Dormía, yo en una alcoba contigua a la de mis hermanas,
y recuerdo que frente a mi camita, de bambú había en la pared
colgada una estampa, grande de San Miguel con el legendario Satanás a sus
plantas, a medio reventar por el peso del arcángel y soltando por la
negra bocaza, erizada de dientes como la del cocodrilo, rojas y miedosas
llamaradas. No me acostaba yo ni me levantaba sin rezar mi oración al
santo, las manitas juntas. Pues, una noche, herido y lloroso por las injusticias
del día, me pareció que era ocioso pedir al cielo lo que con tanta
prodigalidad me había concedido y que más valía rogara al
diablo alguna dádiva de las suyas para que en la escuela y en casa me
considerasen y mimaran; así, poniendo los ojos en la espantosa figura
luciferina, dije con mucho fervor :
-Señor Satanás, hágame usted el favor de
hacerme malo como a los otros, porque yo quiero ser como los demás y no
un fenómeno, que como fenómeno me tratan, me rechazan, me agobian
y martirizan.

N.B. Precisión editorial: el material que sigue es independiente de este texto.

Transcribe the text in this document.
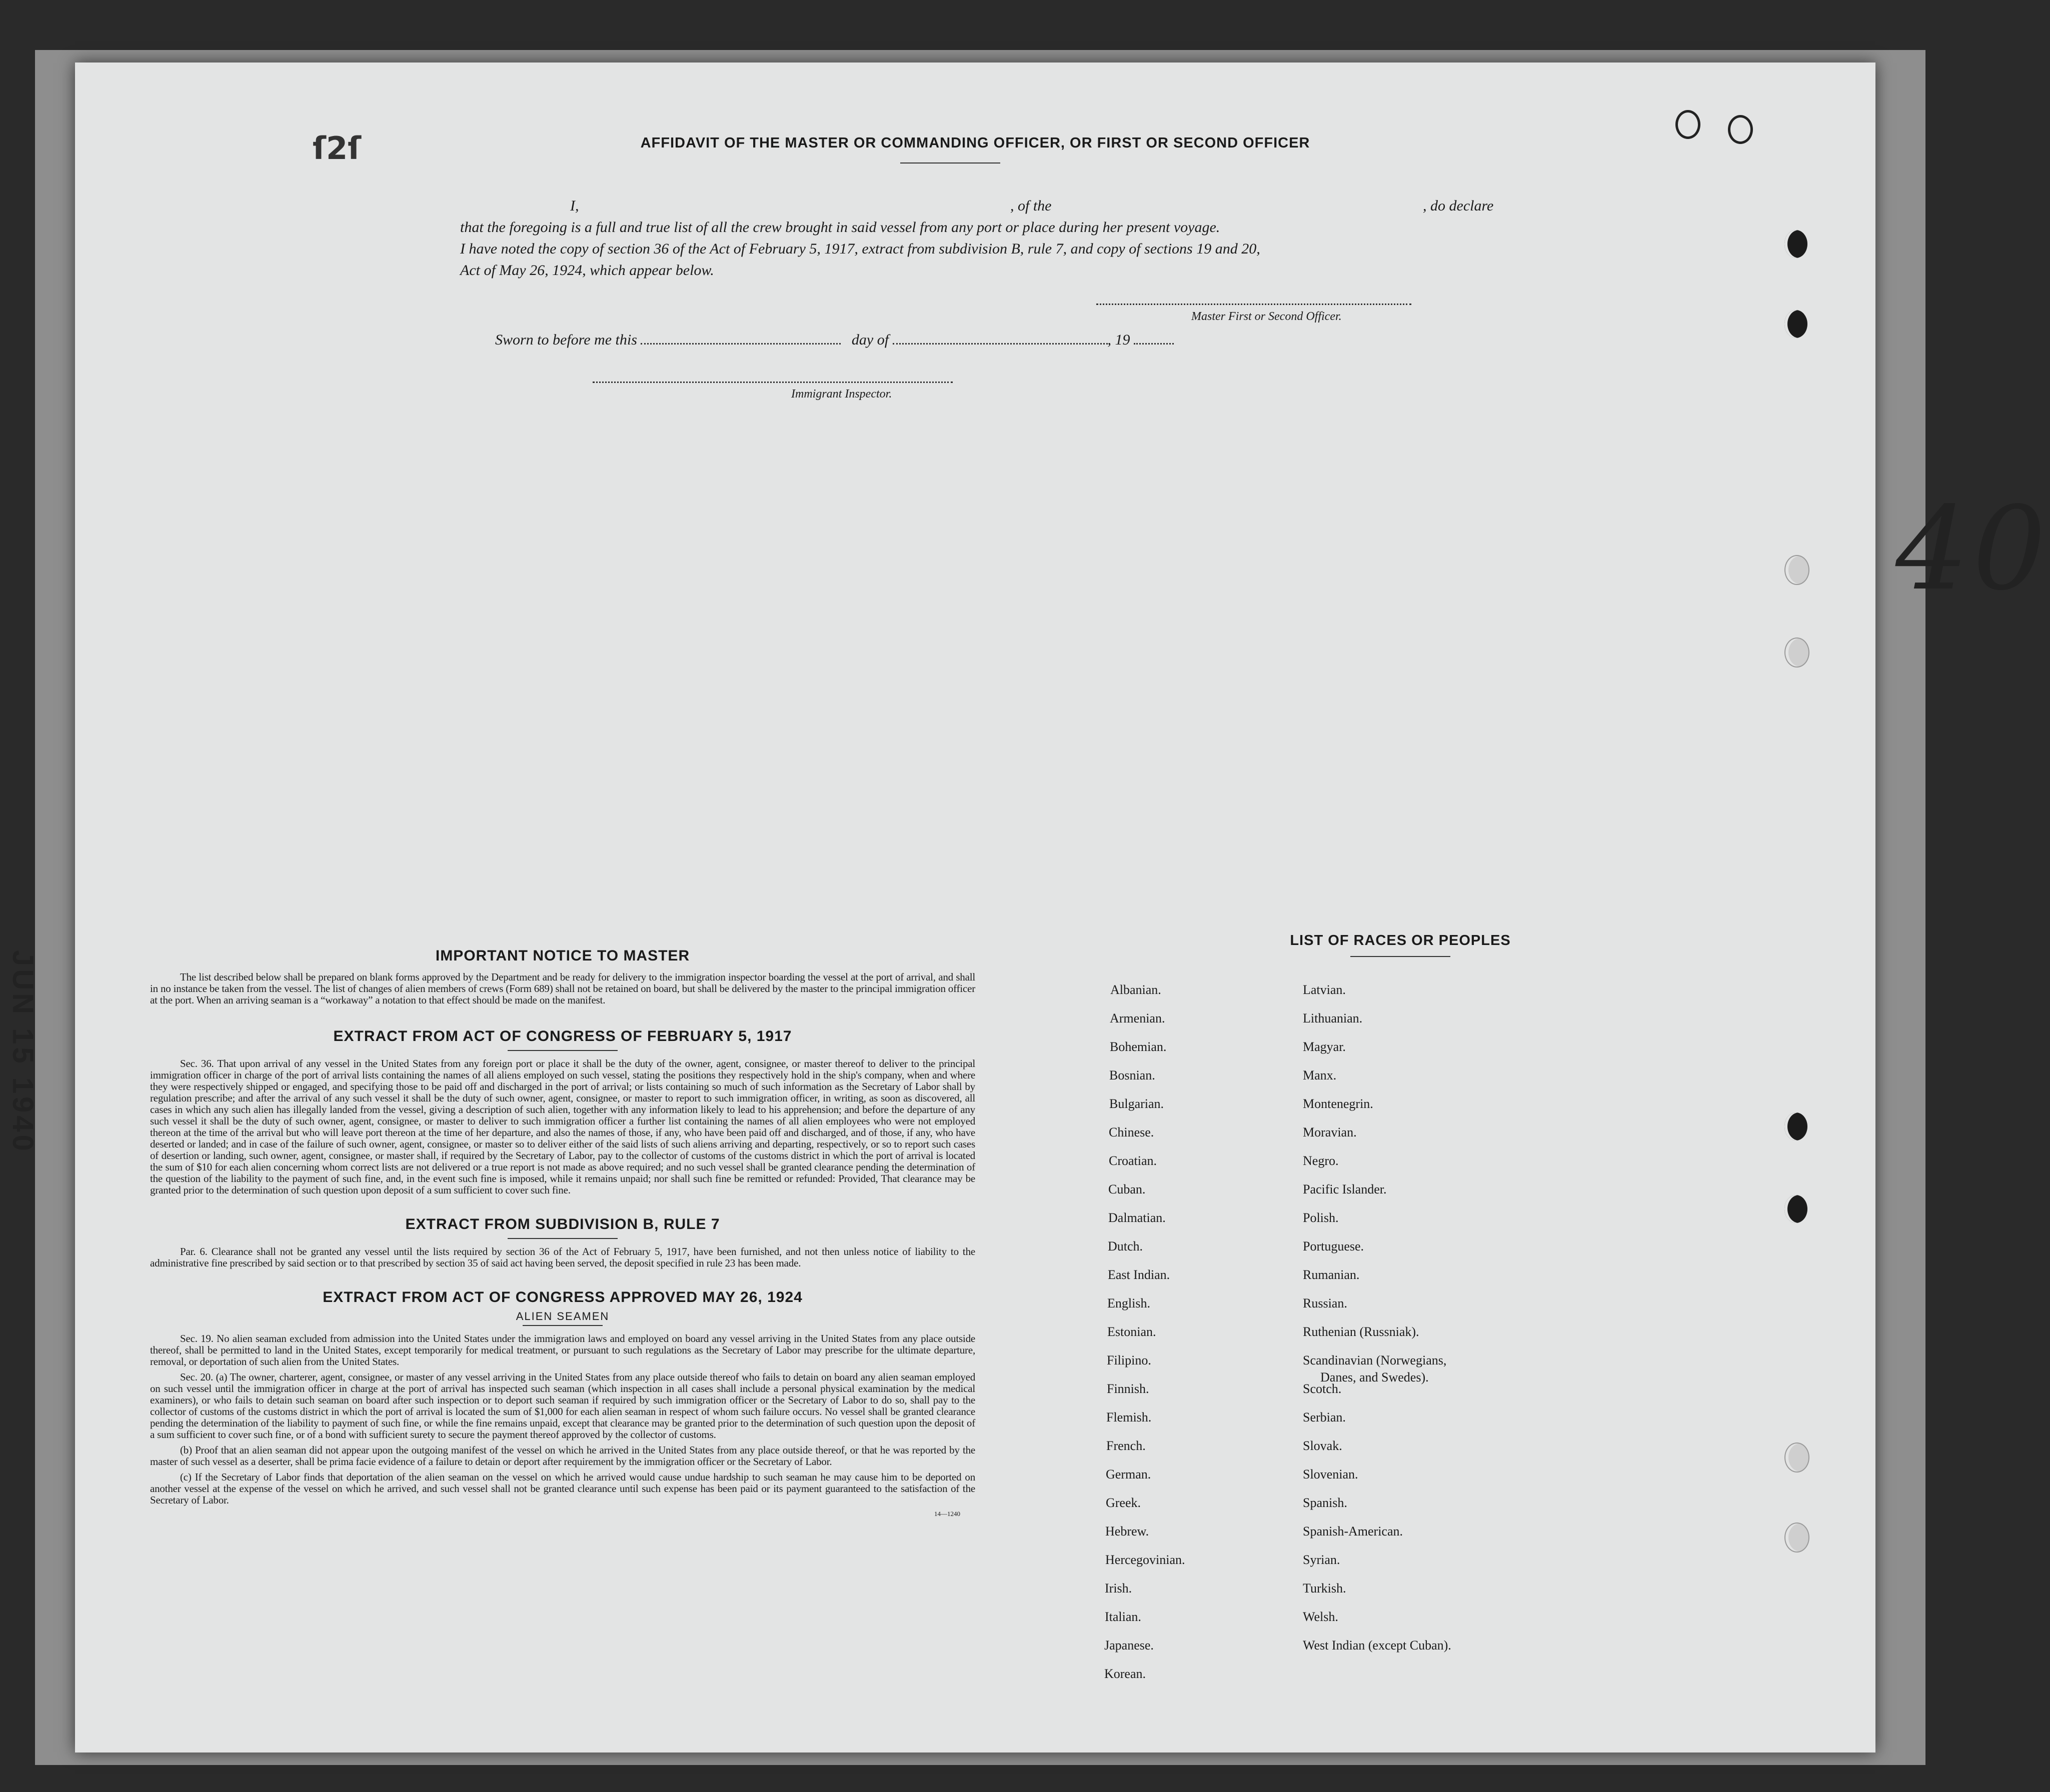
JUN 15 1940
ſ2ſ
40
AFFIDAVIT OF THE MASTER OR COMMANDING OFFICER, OR FIRST OR SECOND OFFICER
I,	, of the	, do declare
that the foregoing is a full and true list of all the crew brought in said vessel from any port or place during her present voyage.
I have noted the copy of section 36 of the Act of February 5, 1917, extract from subdivision B, rule 7, and copy of sections 19 and 20,
Act of May 26, 1924, which appear below.
Master First or Second Officer.
Sworn to before me this	day of	, 19
Immigrant Inspector.
IMPORTANT NOTICE TO MASTER

The list described below shall be prepared on blank forms approved by the Department and be ready for delivery to the immigration inspector boarding the vessel at the port of arrival, and shall in no instance be taken from the vessel. The list of changes of alien members of crews (Form 689) shall not be retained on board, but shall be delivered by the master to the principal immigration officer at the port. When an arriving seaman is a “workaway” a notation to that effect should be made on the manifest.

EXTRACT FROM ACT OF CONGRESS OF FEBRUARY 5, 1917

Sec. 36. That upon arrival of any vessel in the United States from any foreign port or place it shall be the duty of the owner, agent, consignee, or master thereof to deliver to the principal immigration officer in charge of the port of arrival lists containing the names of all aliens employed on such vessel, stating the positions they respectively hold in the ship's company, when and where they were respectively shipped or engaged, and specifying those to be paid off and discharged in the port of arrival; or lists containing so much of such information as the Secretary of Labor shall by regulation prescribe; and after the arrival of any such vessel it shall be the duty of such owner, agent, consignee, or master to report to such immigration officer, in writing, as soon as discovered, all cases in which any such alien has illegally landed from the vessel, giving a description of such alien, together with any information likely to lead to his apprehension; and before the departure of any such vessel it shall be the duty of such owner, agent, consignee, or master to deliver to such immigration officer a further list containing the names of all alien employees who were not employed thereon at the time of the arrival but who will leave port thereon at the time of her departure, and also the names of those, if any, who have been paid off and discharged, and of those, if any, who have deserted or landed; and in case of the failure of such owner, agent, consignee, or master so to deliver either of the said lists of such aliens arriving and departing, respectively, or so to report such cases of desertion or landing, such owner, agent, consignee, or master shall, if required by the Secretary of Labor, pay to the collector of customs of the customs district in which the port of arrival is located the sum of $10 for each alien concerning whom correct lists are not delivered or a true report is not made as above required; and no such vessel shall be granted clearance pending the determination of the question of the liability to the payment of such fine, and, in the event such fine is imposed, while it remains unpaid; nor shall such fine be remitted or refunded: Provided, That clearance may be granted prior to the determination of such question upon deposit of a sum sufficient to cover such fine.

EXTRACT FROM SUBDIVISION B, RULE 7

Par. 6. Clearance shall not be granted any vessel until the lists required by section 36 of the Act of February 5, 1917, have been furnished, and not then unless notice of liability to the administrative fine prescribed by said section or to that prescribed by section 35 of said act having been served, the deposit specified in rule 23 has been made.

EXTRACT FROM ACT OF CONGRESS APPROVED MAY 26, 1924
ALIEN SEAMEN

Sec. 19. No alien seaman excluded from admission into the United States under the immigration laws and employed on board any vessel arriving in the United States from any place outside thereof, shall be permitted to land in the United States, except temporarily for medical treatment, or pursuant to such regulations as the Secretary of Labor may prescribe for the ultimate departure, removal, or deportation of such alien from the United States.

Sec. 20. (a) The owner, charterer, agent, consignee, or master of any vessel arriving in the United States from any place outside thereof who fails to detain on board any alien seaman employed on such vessel until the immigration officer in charge at the port of arrival has inspected such seaman (which inspection in all cases shall include a personal physical examination by the medical examiners), or who fails to detain such seaman on board after such inspection or to deport such seaman if required by such immigration officer or the Secretary of Labor to do so, shall pay to the collector of customs of the customs district in which the port of arrival is located the sum of $1,000 for each alien seaman in respect of whom such failure occurs. No vessel shall be granted clearance pending the determination of the liability to payment of such fine, or while the fine remains unpaid, except that clearance may be granted prior to the determination of such question upon the deposit of a sum sufficient to cover such fine, or of a bond with sufficient surety to secure the payment thereof approved by the collector of customs.

(b) Proof that an alien seaman did not appear upon the outgoing manifest of the vessel on which he arrived in the United States from any place outside thereof, or that he was reported by the master of such vessel as a deserter, shall be prima facie evidence of a failure to detain or deport after requirement by the immigration officer or the Secretary of Labor.

(c) If the Secretary of Labor finds that deportation of the alien seaman on the vessel on which he arrived would cause undue hardship to such seaman he may cause him to be deported on another vessel at the expense of the vessel on which he arrived, and such vessel shall not be granted clearance until such expense has been paid or its payment guaranteed to the satisfaction of the Secretary of Labor.

14—1240
LIST OF RACES OR PEOPLES
Albanian.
Armenian.
Bohemian.
Bosnian.
Bulgarian.
Chinese.
Croatian.
Cuban.
Dalmatian.
Dutch.
East Indian.
English.
Estonian.
Filipino.
Finnish.
Flemish.
French.
German.
Greek.
Hebrew.
Hercegovinian.
Irish.
Italian.
Japanese.
Korean.
Latvian.
Lithuanian.
Magyar.
Manx.
Montenegrin.
Moravian.
Negro.
Pacific Islander.
Polish.
Portuguese.
Rumanian.
Russian.
Ruthenian (Russniak).
Scandinavian (Norwegians,
Danes, and Swedes).
Scotch.
Serbian.
Slovak.
Slovenian.
Spanish.
Spanish-American.
Syrian.
Turkish.
Welsh.
West Indian (except Cuban).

Si no me hace usted malo, señor Satanás, no
podré defenderme de mis hermanas, ni de mis condiscípulos y
mañana de la gente malévola que puebla el mundo. Así estoy
como si desnudo anduviera. ¡Acuérdese usted de mí,
señor Satanás!
Por supuesto que el maldito demonio no me hizo caso y
seguí siendo un pedazo de pan, que todos mordisqueaban y hacían de
él papilla a su antojo. De esta guisa pasé mis años
menores, sin alegrías, niño triste y reconcentrado que
escondía, su almita, de la vista de los demás, como pajarillo que
llevara en la mano y temiera que se le arrebatasen.